A third estimator for squared volatility uses the fact that $\sum X_i^2 / l \sigma^2$ has a noncentral chi-squared distribution with parameters $k = n$ and $\lambda = n l^2 \mu^2 / \sigma^2$. Therefore, the estimator $V := \sum X_i^2 / nl$ has mean $\sigma^2 + l \mu^2$ and variance $2 \sigma^4 / n + 4 l \mu^2 \sigma^2 / n$. It has a positive bias that is small when $\mu$ and/or $l$ are small relative to $\sigma$. This estimator has a lower mean-squared error than $S^2/l$ has when $2\sigma^4/(n-1) > 2\sigma^4/n + 4 l \mu^2 \sigma^2 / n + l^2 \mu^4$, which is satisfied when

\begin{align*} \left(\frac{\mu}{\sigma}\right)^2 \leq \frac{-2/(n-1) + \sqrt{2}\,\sqrt{3n^2 - 5n + 2}}{n(n-1)l} \end{align*}

The estimator $V$ tends to be preferable when $n$ and $l$ are both small. For example, in the case of my volatility profile data anlysis, I have $n = 18$ dates and use $l = 5$ minutes, making the square root of the right-hand side of the inequality about 67.

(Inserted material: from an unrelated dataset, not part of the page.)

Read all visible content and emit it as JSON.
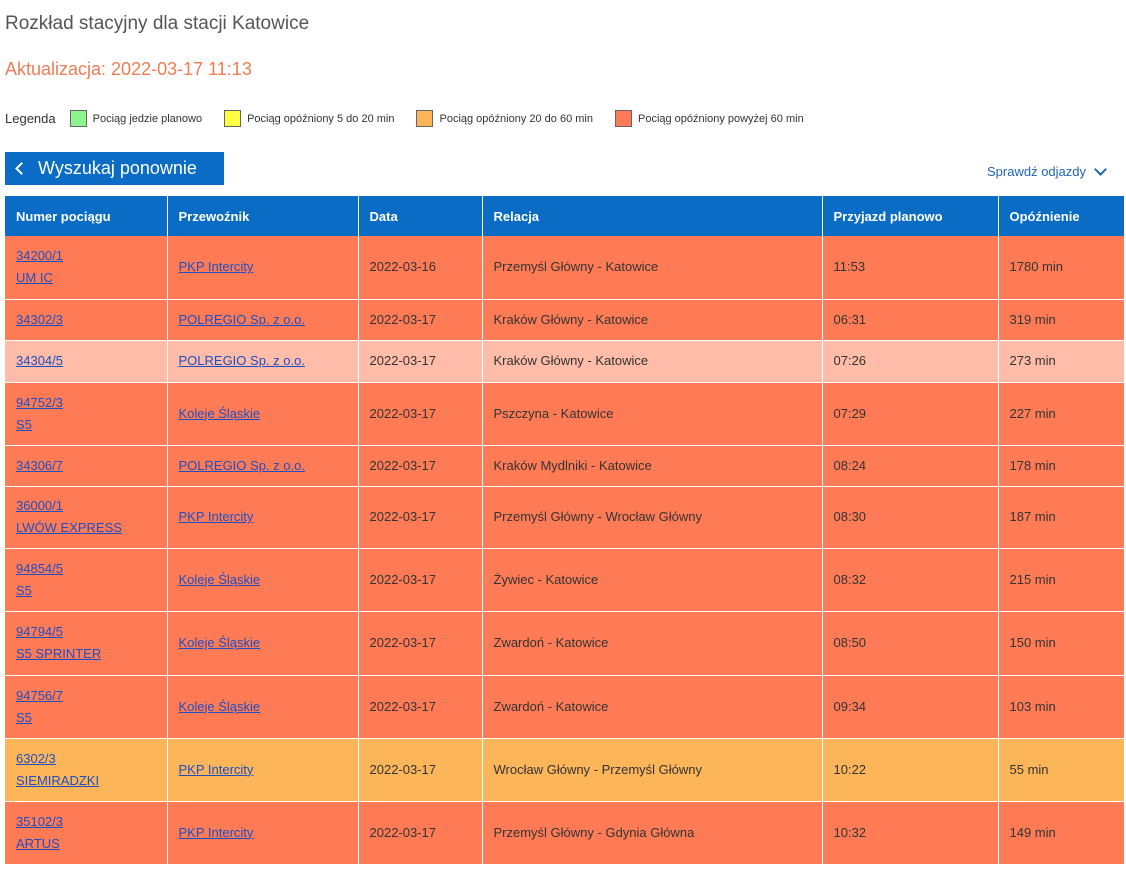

rightside <- function(n, l) {
num <- -2/(n-1) + sqrt(2)*sqrt(3*n^2 - 5*n + 2)
denom <- n*(n-1)*l
return(num/denom)
}

sqrt(rightside(18, 1/(20*6.5*252)))

## [1] 66.99978

In practice, stock prices typically have comparable volatility and drift parameters at the one-year scale, so this inequality is almost certainly satisfied. To understand why this is, realize that the drift parameter is inconsequential in determining price fluctuations on a 5-minute time scale. So pretending $\mu=0$ introduces almost no bias but decreases variance.